What did the conifer say when he finally got alone with his crush? It’s just yew and me, baby.
What type of diet did the snowman go on?
The Meltdown Diet.
Sea you at the beach.
Did you hear about the fire at the circus?
It was InTents.
If you drop your white shirt in the Red Sea, what will it become?
Wet
I’m going to start a YouTube channel where I critique bottled water...
It’s an untapped market.
What did the rock say after it rolled into a tree? Nothing because rocks can’t talk.
What did the cloud say to the rainbow? Thank you for adding color to my day.
What does a dolphin say when he’s confused?

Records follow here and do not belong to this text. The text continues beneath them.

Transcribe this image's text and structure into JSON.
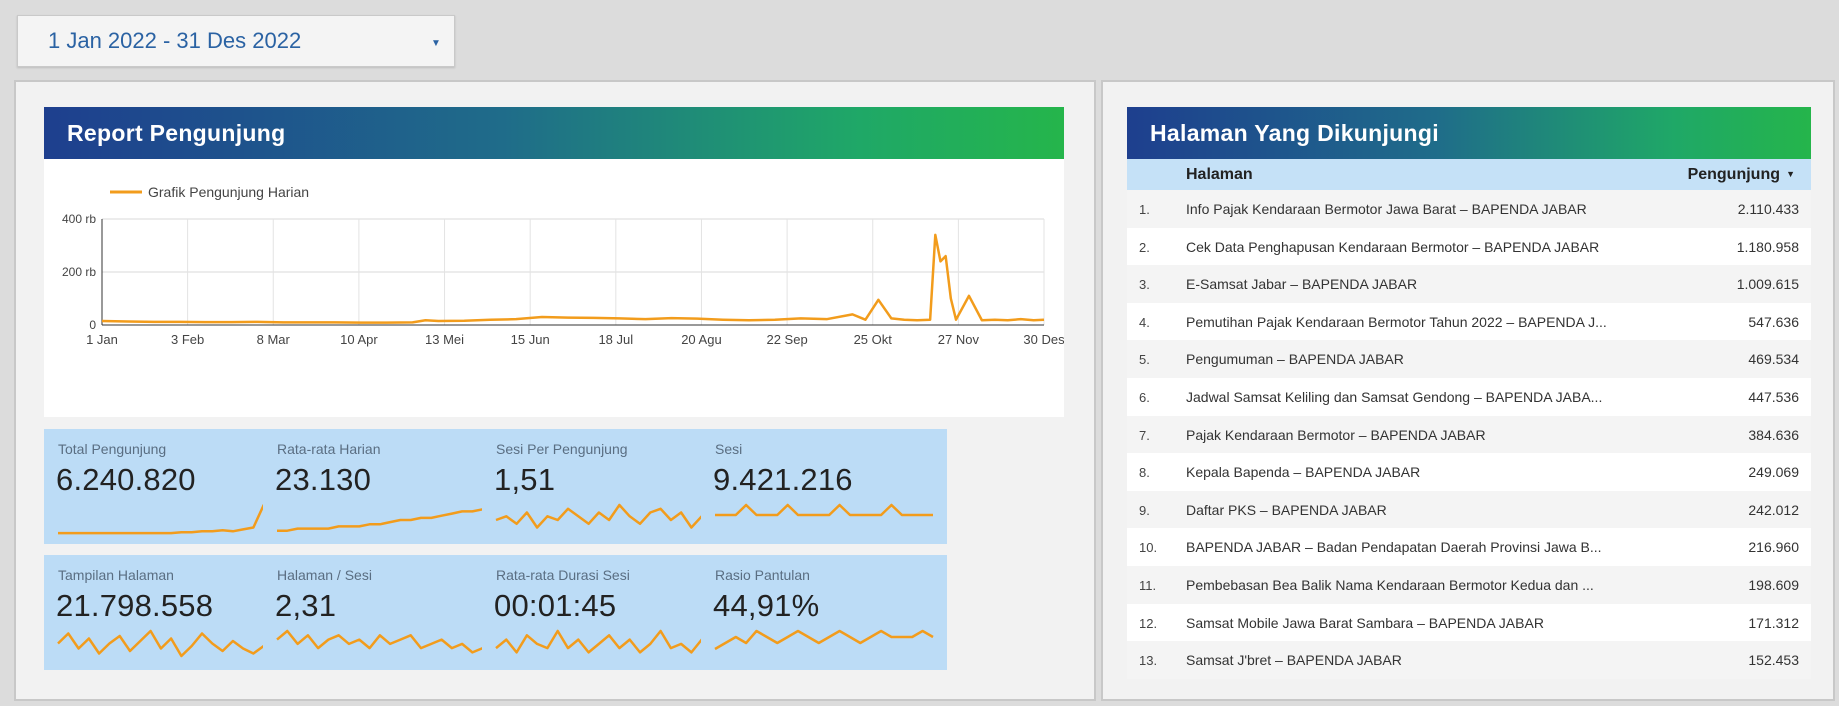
{
  "date_range": {
    "label": "1 Jan 2022 - 31 Des 2022"
  },
  "report": {
    "title": "Report Pengunjung",
    "legend": "Grafik Pengunjung Harian"
  },
  "chart_data": {
    "type": "line",
    "title": "",
    "xlabel": "",
    "ylabel": "",
    "ylim": [
      0,
      400000
    ],
    "y_ticks": [
      "0",
      "200 rb",
      "400 rb"
    ],
    "x_ticks": [
      "1 Jan",
      "3 Feb",
      "8 Mar",
      "10 Apr",
      "13 Mei",
      "15 Jun",
      "18 Jul",
      "20 Agu",
      "22 Sep",
      "25 Okt",
      "27 Nov",
      "30 Des"
    ],
    "grid": true,
    "legend_position": "top-left",
    "color": "#f29c1c",
    "series": [
      {
        "name": "Grafik Pengunjung Harian",
        "x": [
          0,
          10,
          20,
          30,
          40,
          50,
          60,
          70,
          80,
          90,
          100,
          110,
          120,
          125,
          130,
          140,
          150,
          160,
          170,
          180,
          190,
          200,
          210,
          220,
          230,
          240,
          250,
          260,
          270,
          280,
          290,
          295,
          300,
          305,
          310,
          315,
          320,
          322,
          324,
          326,
          328,
          330,
          335,
          340,
          345,
          350,
          355,
          360,
          364
        ],
        "y": [
          15000,
          13000,
          12000,
          12000,
          11000,
          11000,
          12000,
          10000,
          10000,
          10000,
          9000,
          9000,
          10000,
          18000,
          15000,
          16000,
          20000,
          22000,
          30000,
          28000,
          27000,
          25000,
          22000,
          26000,
          24000,
          20000,
          18000,
          20000,
          25000,
          22000,
          40000,
          20000,
          95000,
          25000,
          20000,
          18000,
          20000,
          340000,
          240000,
          260000,
          100000,
          20000,
          110000,
          18000,
          20000,
          18000,
          22000,
          18000,
          20000
        ]
      }
    ]
  },
  "kpis": [
    {
      "label": "Total Pengunjung",
      "value": "6.240.820",
      "spark": [
        10,
        10,
        10,
        10,
        10,
        10,
        10,
        10,
        10,
        10,
        10,
        10,
        11,
        11,
        12,
        12,
        13,
        12,
        14,
        16,
        40,
        12
      ]
    },
    {
      "label": "Rata-rata Harian",
      "value": "23.130",
      "spark": [
        10,
        10,
        11,
        11,
        11,
        11,
        12,
        12,
        12,
        13,
        13,
        14,
        15,
        15,
        16,
        16,
        17,
        18,
        19,
        19,
        20,
        22
      ]
    },
    {
      "label": "Sesi Per Pengunjung",
      "value": "1,51",
      "spark": [
        14,
        15,
        13,
        16,
        12,
        15,
        14,
        17,
        15,
        13,
        16,
        14,
        18,
        15,
        13,
        16,
        17,
        14,
        16,
        12,
        15,
        14
      ]
    },
    {
      "label": "Sesi",
      "value": "9.421.216",
      "spark": [
        14,
        14,
        14,
        15,
        14,
        14,
        14,
        15,
        14,
        14,
        14,
        14,
        15,
        14,
        14,
        14,
        14,
        15,
        14,
        14,
        14,
        14
      ]
    },
    {
      "label": "Tampilan Halaman",
      "value": "21.798.558",
      "spark": [
        16,
        20,
        14,
        18,
        12,
        16,
        19,
        13,
        17,
        21,
        14,
        18,
        11,
        15,
        20,
        16,
        13,
        17,
        14,
        12,
        15,
        14
      ]
    },
    {
      "label": "Halaman / Sesi",
      "value": "2,31",
      "spark": [
        16,
        18,
        15,
        17,
        14,
        16,
        17,
        15,
        16,
        14,
        17,
        15,
        16,
        17,
        14,
        15,
        16,
        14,
        15,
        13,
        14,
        14
      ]
    },
    {
      "label": "Rata-rata Durasi Sesi",
      "value": "00:01:45",
      "spark": [
        14,
        16,
        13,
        17,
        15,
        14,
        18,
        14,
        16,
        13,
        15,
        17,
        14,
        16,
        13,
        15,
        18,
        14,
        15,
        13,
        16,
        14
      ]
    },
    {
      "label": "Rasio Pantulan",
      "value": "44,91%",
      "spark": [
        14,
        15,
        16,
        15,
        17,
        16,
        15,
        16,
        17,
        16,
        15,
        16,
        17,
        16,
        15,
        16,
        17,
        16,
        16,
        16,
        17,
        16
      ]
    }
  ],
  "pages": {
    "title": "Halaman Yang Dikunjungi",
    "col_page": "Halaman",
    "col_visits": "Pengunjung",
    "rows": [
      {
        "idx": "1.",
        "page": "Info Pajak Kendaraan Bermotor Jawa Barat – BAPENDA JABAR",
        "val": "2.110.433"
      },
      {
        "idx": "2.",
        "page": "Cek Data Penghapusan Kendaraan Bermotor – BAPENDA JABAR",
        "val": "1.180.958"
      },
      {
        "idx": "3.",
        "page": "E-Samsat Jabar – BAPENDA JABAR",
        "val": "1.009.615"
      },
      {
        "idx": "4.",
        "page": "Pemutihan Pajak Kendaraan Bermotor Tahun 2022 – BAPENDA J...",
        "val": "547.636"
      },
      {
        "idx": "5.",
        "page": "Pengumuman – BAPENDA JABAR",
        "val": "469.534"
      },
      {
        "idx": "6.",
        "page": "Jadwal Samsat Keliling dan Samsat Gendong – BAPENDA JABA...",
        "val": "447.536"
      },
      {
        "idx": "7.",
        "page": "Pajak Kendaraan Bermotor – BAPENDA JABAR",
        "val": "384.636"
      },
      {
        "idx": "8.",
        "page": "Kepala Bapenda – BAPENDA JABAR",
        "val": "249.069"
      },
      {
        "idx": "9.",
        "page": "Daftar PKS – BAPENDA JABAR",
        "val": "242.012"
      },
      {
        "idx": "10.",
        "page": "BAPENDA JABAR – Badan Pendapatan Daerah Provinsi Jawa B...",
        "val": "216.960"
      },
      {
        "idx": "11.",
        "page": "Pembebasan Bea Balik Nama Kendaraan Bermotor Kedua dan ...",
        "val": "198.609"
      },
      {
        "idx": "12.",
        "page": "Samsat Mobile Jawa Barat Sambara – BAPENDA JABAR",
        "val": "171.312"
      },
      {
        "idx": "13.",
        "page": "Samsat J'bret – BAPENDA JABAR",
        "val": "152.453"
      }
    ]
  }
}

Can you please be more Pacific?
As the storm was brewing, the madman raised his hands and cried, "Hail Storms! Long may they rain!"
What’s a good winter tip?
Never catch snowflakes on your tongue until all the birds have flown south for the winter.
My wife and I went hiking and got lost. I lost my temper and she was so upset she threw the map at me.
Now I know where we stand.
You can bet on firemen at the beach.
It's a shore-fire thing.
What pickup line did the flower use on Tinder?
Are you a DAMNdelion?
Where’s the best beach to buy sports gear at?
Jersey Shore.
When something evolves, it becomes a fork of nature.
Why did Frosty the snowman want a divorce?
Because he thought his wife was a flake.
What do you call a camper driving through frozen rain?

Van Hailin’.
Why was there lightning and thunder in the lab?
The scientists were brainstorming.
How does a mushroom decorate a home? With toadstools.
Wanna know what I said when I got hit by a water gun?
H2Oww
Scientists have genetically modified a Venus Fly Trap to have the skin of a cactus
They say its bark is worse than its bite.
What do pines eat for breakfast? Past-trees.
Salty but sweet.
How was the snow globe feeling after the storm?
A little shaken
What is the strongest creature in the ocean? A mussel!